In brief, it detects the presence of the origin of replication (i.e. dnaA). Moreover it checks the circularity of contigs by looking for overlap at the contig edges and mapping the raw data to identify overlapping reads. Based on this information it circularises and restarts the bacterial chromosomes upstream of dnaA gene.
ReCycled was designed and implemented by Vincent Somerville, Michael Schmid and Philipp Engel as a freely available software under the GPLv3 license.
- Requirements
- Installation
- Usage examples
- Output of a ReCycled run
- Full usage
- How ReCycled works
- Known limitations
- License
ReCycled currently does not support macOS and Windows.
git clone https://github.com/Freevini/ReCycled.git
cd ReCycled
./ReCycled.sh -h
In addition you have to install Minimap2 and bedtools. Make sure that bash will find them either via adding to PATH variable or installation into a system folder.
Minimally parameterized run of Circleries:
ReCycled.sh -i input_assembly.fasta -l input_long_reads
If you want to run it in multithread mode use flag -t
:
ReCycled.sh -i input_assembly.fasta -l input_long_reads -t 8
If you want to overwrite the previous run use flag -F
:
ReCycled.sh -i input_assembly.fasta -l input_long_reads -F
If you want to keep all tmp files use flag -x
:
ReCycled.sh -i input_assembly.fasta -l input_long_reads -x
If you want to define a specific output file name use -o
or output file directory use -d
:
ReCycled.sh -i input_assembly.fasta -l input_long_reads -o results -d results/out/directory/
ReCycled outputs two files:
- basename.fasta: Contains the newly restarted fasta file.
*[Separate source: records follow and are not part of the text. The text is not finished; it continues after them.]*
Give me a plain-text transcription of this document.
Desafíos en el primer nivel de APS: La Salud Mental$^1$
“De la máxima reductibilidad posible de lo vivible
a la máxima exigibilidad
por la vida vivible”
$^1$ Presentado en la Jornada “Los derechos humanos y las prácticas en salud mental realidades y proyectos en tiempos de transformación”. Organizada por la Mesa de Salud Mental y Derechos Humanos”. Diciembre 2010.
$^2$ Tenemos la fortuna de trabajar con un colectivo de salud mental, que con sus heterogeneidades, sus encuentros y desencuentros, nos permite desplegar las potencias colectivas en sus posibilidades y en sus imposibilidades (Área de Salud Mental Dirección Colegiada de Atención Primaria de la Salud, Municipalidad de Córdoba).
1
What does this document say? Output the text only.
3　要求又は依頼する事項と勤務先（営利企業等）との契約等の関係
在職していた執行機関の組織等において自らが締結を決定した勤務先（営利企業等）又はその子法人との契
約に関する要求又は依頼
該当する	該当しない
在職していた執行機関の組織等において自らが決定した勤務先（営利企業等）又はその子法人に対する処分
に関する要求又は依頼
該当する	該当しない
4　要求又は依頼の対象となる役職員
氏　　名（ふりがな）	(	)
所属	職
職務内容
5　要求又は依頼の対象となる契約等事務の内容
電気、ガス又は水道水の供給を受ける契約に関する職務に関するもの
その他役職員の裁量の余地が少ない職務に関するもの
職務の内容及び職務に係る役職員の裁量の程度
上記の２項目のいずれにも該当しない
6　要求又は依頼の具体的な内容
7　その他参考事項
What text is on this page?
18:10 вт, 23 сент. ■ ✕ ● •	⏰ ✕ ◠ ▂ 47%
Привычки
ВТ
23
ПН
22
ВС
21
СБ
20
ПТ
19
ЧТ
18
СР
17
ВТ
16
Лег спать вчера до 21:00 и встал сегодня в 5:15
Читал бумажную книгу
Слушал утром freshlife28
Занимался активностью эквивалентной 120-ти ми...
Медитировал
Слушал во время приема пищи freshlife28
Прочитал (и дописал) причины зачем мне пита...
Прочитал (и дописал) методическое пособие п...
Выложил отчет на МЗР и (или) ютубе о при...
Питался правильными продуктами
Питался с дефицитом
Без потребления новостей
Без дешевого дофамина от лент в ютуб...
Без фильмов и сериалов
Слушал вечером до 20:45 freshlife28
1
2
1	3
All contigs that were restarted are labelled with a _restart in the fasta header.
- basename_analysis_circularity_extended.log: Contains statisticis for all contigs and if they were restarted.
usage: ReCycled.sh [-h] -i INPUT_GENOME -l LONG_READ_FILE [-f SHORT_READ_FORWARD]
[-r SHORT_READ_REVERSE] [-d OUTPUT_DIRECTORY] [-O OUTPUT_FILE]
[-p ReCycled_SCRIPT_DIRECTORY] [-t THREADS] [-x] [-F] [-v] [-V]
ReCycled: ReCycled: checks the circularity of contigs and restarts them at replication initiation protein
minimal syntax: ReCycled.sh -i <genome_input.fasta> -l <raw_long_read.fastq.gz>
options:
INPUT
-i input genome name (in fasta format) (MANDATORY)
-l long read file (fq or fq.gz) (MANDATORY)
-f short read forward read (read 1) (fq or fq.gz)
-r short read reverse read (read 2) (fq or fq.gz)
-a Additional custom initiation protein database (add a nucleotide fasta file)
OUTPUT
-d output directory [.]
-o output file name
RUNNING OPTIONS
-t number of threads to use [4]
-x keep all tmp files created [N]
-F Force intermediate file to run again [N]
INFOS
-h help option
-V print Version [N]
Test ReCycled with the two provided test data sets:
- two circular contigs
ReCycled.sh -i testData/oneCircularContigs_SRR3880379.fasta -l testData/oneCircularContigs_SRR3880379.fq.gz
- one circular and eight non-circular contigs
ReCycled.sh -i testData/oneCircular_eigthNonCircular_SRR15376163.fasta -l testData/oneCircular_eigthNonCircular_SRR15376163.fq.gz
- ReCycled does not polish contigs after start aligning. Might be addressed later if needed.
- ReCycled does not circularies non-bacterial contigs. It reports them but does not change the location. Might be addressed later if needed.
- ReCycled does not restart or arrange incomplete bacterial assemblies. Might be addressed later if needed.